Мы родились в эпоху ограниченных, не тотальных опасностей, когда настоящее надеялось на будущее, когда была уверенность, что дети и внуки будут жить в гораздо лучших условиях, чем отцы и деды. А завершаем нашу жизнь совсем в другую эпоху — в эпоху планетарных, тотальных опасностей, когда настоящее уже не надеется на будущее, наоборот, будущее надеется на настоящее. Уже нет никаких сомнений, что дальше будет только сложнее, только труднее, только опаснее.
Однако революции происходят не потому, что к ним кто-то призывает. Они происходят тогда, когда существующая власть, во-первых, не способна предвидеть драматические последствия своих действий, своей политики, во-вторых, когда она не способна быстро спохватиться, до конца признать, осознать, осудить свои преступные ошибки и, в-третьих, когда она не способна решительно, необратимо изменить свою политику, сделать все для исправления зашедшей в тупик ситуации.

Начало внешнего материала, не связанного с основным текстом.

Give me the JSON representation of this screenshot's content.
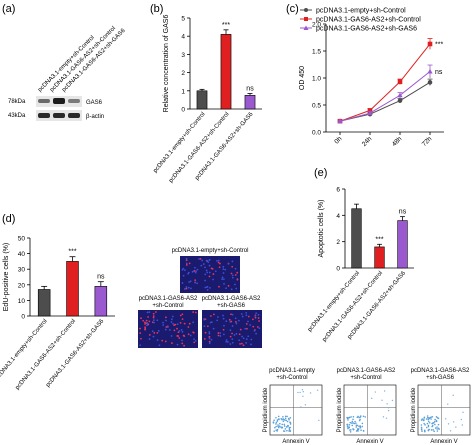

Если эти три условия не будут приняты во внимание, не будут выполнены, отсутствие революционных призывов не поможет.
В каждом обществе исторически складывается некая средняя норма ценности человеческой жизни, которая впитывается душой, по-видимому, прежде всего в детстве. У нас эта норма, укорененная в душах людей чаще всего бессознательно, далека от требований гуманизма. Это и предопределяет проявления такого рода явлений, как терпимость к высокому уровню преступности, приоритет чувства державности перед ощущением человечности, унижение человеческого достоинства пленных, заключенных, инакомыслящих. Это, я думаю, главная фундаментальная проблема России — как укоренить в нашем обществе благоговение перед человеческой жизнью.
Способность изъясняться дана нам Всевышним для того, чтобы не воевать, не убивать, а договариваться.
Если что-то тянется долго —
даже если это война,
даже если это рабство —
невозможно не привыкнуть.
Люди созданы Богом — привыкающими,
правители этим пользуются,
они заставляют нас привыкать
к чему привыкать нельзя,
а не привыкать невозможно,
они превратили ужас в привычку:
и для тех, кто его творит,
и для тех, кто его терпит.
О чем говорит его театр,
если выразить это
в трех коротких предложениях?
Первое: страшнее смерти — не родиться.
Второе: история отвратительна, а жизнь прекрасна.
Третье: не бывает настолько плохо,
чтоб не могло быть еще хуже.
Скорпион — это самоедство
во имя совершенства,
слава богу, он еще не всего себя скушал.
Он владеет подлинно русским воображением —
знает, что счастье в России
придумывают, а не строят,
русское воображение,
как, может быть, нигде в мире,
воспринимается не как фантазия,
а как то, что есть:
с воображаемым считаются как с реальностью,
а иначе вообще не с чем было бы считаться.
В двух шагах от обид,
которых забыть не могу,
стараюсь пройти, не задев.
Чтобы полностью положиться на Бога, требуется большое мужество.